Uma mulher em sua ilha

Falo por e-mail com a escritora e poetisa Wendy Guerra, em Havana. Guerra diz que vive “longe de tudo e de todos”. Que pouco fala com editores. Lê mal em inglês, criada como foi no regime comunista, que ensinava russo às suas crianças. Vive em uma cobertura em Miramar, “rodeada de mar e luz”, onde come “entre cristais”.

Em seu mais recente romance, Nunca Fui Primeira Dama, que acaba de ser lançado pelo selo Benvirá, sua personagem habita um casarão “cheio de sal” no Malecón, a célebre fachada da cidade diante do mar, semi-abandonada. Sempre me perguntei se havia gente morando ali, naquela galeria fantasma. Na obra de Wendy, há. Um pouco dela está lá. Como acredito que a ficção diz mais sobre o escritor do que a vida real, vejo Wendy em seu palácio abandonado, como se ali vivesse de verdade.

Decidiu usar sua presença em Cuba como manifesto. Seu romance, belo e pungente, conta a história de uma mãe foragida do país por escrever um livro sobre a falecida secretária de Fidel, Celia Sánchez. Por isso, a mãe teria abandonado a filha em Cuba, aos dez anos de idade. Ao contar a história da mãe, a narradora de Wendy conta também a de Celia. Resgata a figura da mãe, em todos os sentidos. E completa o trabalho materno, publicando a história proibida da mulher que mais perto esteve de Fidel. Como autora, coloca-se no papel de sua própria personagem.
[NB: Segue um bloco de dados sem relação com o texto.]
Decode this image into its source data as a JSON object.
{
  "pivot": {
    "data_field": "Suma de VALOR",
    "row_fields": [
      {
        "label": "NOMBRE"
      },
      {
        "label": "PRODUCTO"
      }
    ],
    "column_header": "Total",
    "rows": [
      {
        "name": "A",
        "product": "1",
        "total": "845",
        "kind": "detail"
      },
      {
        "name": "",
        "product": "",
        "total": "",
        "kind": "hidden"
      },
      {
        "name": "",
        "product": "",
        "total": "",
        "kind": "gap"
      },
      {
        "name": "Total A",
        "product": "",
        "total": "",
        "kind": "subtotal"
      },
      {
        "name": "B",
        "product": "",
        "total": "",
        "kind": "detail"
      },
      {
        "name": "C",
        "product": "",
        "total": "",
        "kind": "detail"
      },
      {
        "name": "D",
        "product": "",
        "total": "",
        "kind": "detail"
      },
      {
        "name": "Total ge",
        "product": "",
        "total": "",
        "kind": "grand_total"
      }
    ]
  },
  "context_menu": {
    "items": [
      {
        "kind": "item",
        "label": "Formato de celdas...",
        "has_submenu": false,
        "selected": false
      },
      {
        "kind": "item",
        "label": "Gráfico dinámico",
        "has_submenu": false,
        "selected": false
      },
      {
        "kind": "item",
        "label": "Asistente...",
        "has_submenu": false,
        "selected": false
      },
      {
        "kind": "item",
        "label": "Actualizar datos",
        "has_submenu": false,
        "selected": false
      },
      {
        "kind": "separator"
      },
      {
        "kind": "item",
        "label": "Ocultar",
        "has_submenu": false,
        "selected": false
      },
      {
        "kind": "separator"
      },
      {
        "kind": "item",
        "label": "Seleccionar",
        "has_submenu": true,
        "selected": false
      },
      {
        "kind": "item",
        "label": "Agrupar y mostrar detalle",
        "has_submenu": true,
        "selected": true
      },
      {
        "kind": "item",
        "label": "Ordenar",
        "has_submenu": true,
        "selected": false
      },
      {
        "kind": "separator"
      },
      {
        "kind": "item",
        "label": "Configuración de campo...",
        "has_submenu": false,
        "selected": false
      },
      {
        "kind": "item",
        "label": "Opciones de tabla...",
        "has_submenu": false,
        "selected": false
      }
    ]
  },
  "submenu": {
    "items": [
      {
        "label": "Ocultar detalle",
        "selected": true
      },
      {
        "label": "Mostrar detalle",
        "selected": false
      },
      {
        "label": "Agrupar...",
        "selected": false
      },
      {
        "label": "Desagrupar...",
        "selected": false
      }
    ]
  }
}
Wendy fica em Cuba, como estandarte de uma cruzada pessoal. Não quer sair, como tantos que saíram, esgotados com o regime. Ao fim dos termos, sua história pessoal é também de defesa da liberdade, da literatura e da expressão, em uma Cuba que não precisa abandonar suas utopias para voltar a ter tudo isso, e mais o progresso. Como ela diz, pertence a uma geração que não é nem da de seus avós revolucionários, nem mesmo a de seus pais, os operários a quem se atribuiu a tarefa de construir na vida real os velhos sonhos.

Ela é uma geração que quer igualdade social, mas também quer liberdade. Que faz da vida comum e das necessidades mais simples, como a de reconstruir a família destroçada pelas antigas gerações, a sua verdadeira bandeira política e o seu manifesto.

Em seu castelo feito de memórias, Wendy não está sozinha. Com ela, estão os injustiçados do passado, os banidos, os inconformados. Os que vão embora, mas sobretudo os que não vão. Os inconformados que ficam, marcam posição. Os que tentam reconstruir algo sobre um passado incompleto e desolador.

Hoje já não existem ilhas completamente isoladas. Como sua personagem, Wendy rasgou as capas que cobriam os livros proibidos da biblioteca de sua casa, também como um gesto simbólico. Cuba aos poucos muda. Ela não tem seus romances publicados em Cuba (por lá saíram apenas os de poesia), mas também não precisa fugir de sua ilha para escrever.

Cuba nunca foi uma ilha e hoje menos que nunca. Ernest Hemingway viveu lá. Precisava apenas da brisa do mar, da linha de pesca, do sol cubano, do mar cerúleo, do rum para os daiquiris na Floridita. Era um homem ilhado e ao mesmo tempo estava mais presente no mundo que muita gente plantada em Paris e Nova York. Wendy também é assim.

Wendy Guerra está em Cuba. Escritores são ilhas, vivendo dentro de si mesmos, cercados de suas obsessões por todos os lados. Não importa se vivem numa cabana nas montanhas, numa praia deserta ou num apartamento da megalópole. Ao mesmo tempo, se correspondem com todos. Onde quer que estejam.

Wendy Guerra vive entre velhos cristais, mas ao mesmo tempo está em todo mundo, onde se pode compartilhar dos sentimentos que ela generosa e corajosamente abre como a flor do coração.

Sim, o Malecón à noite é semiabandonado, escuro, feio e sombrio. Dá medo. Mas lá há vida que se espalha sobre o mar.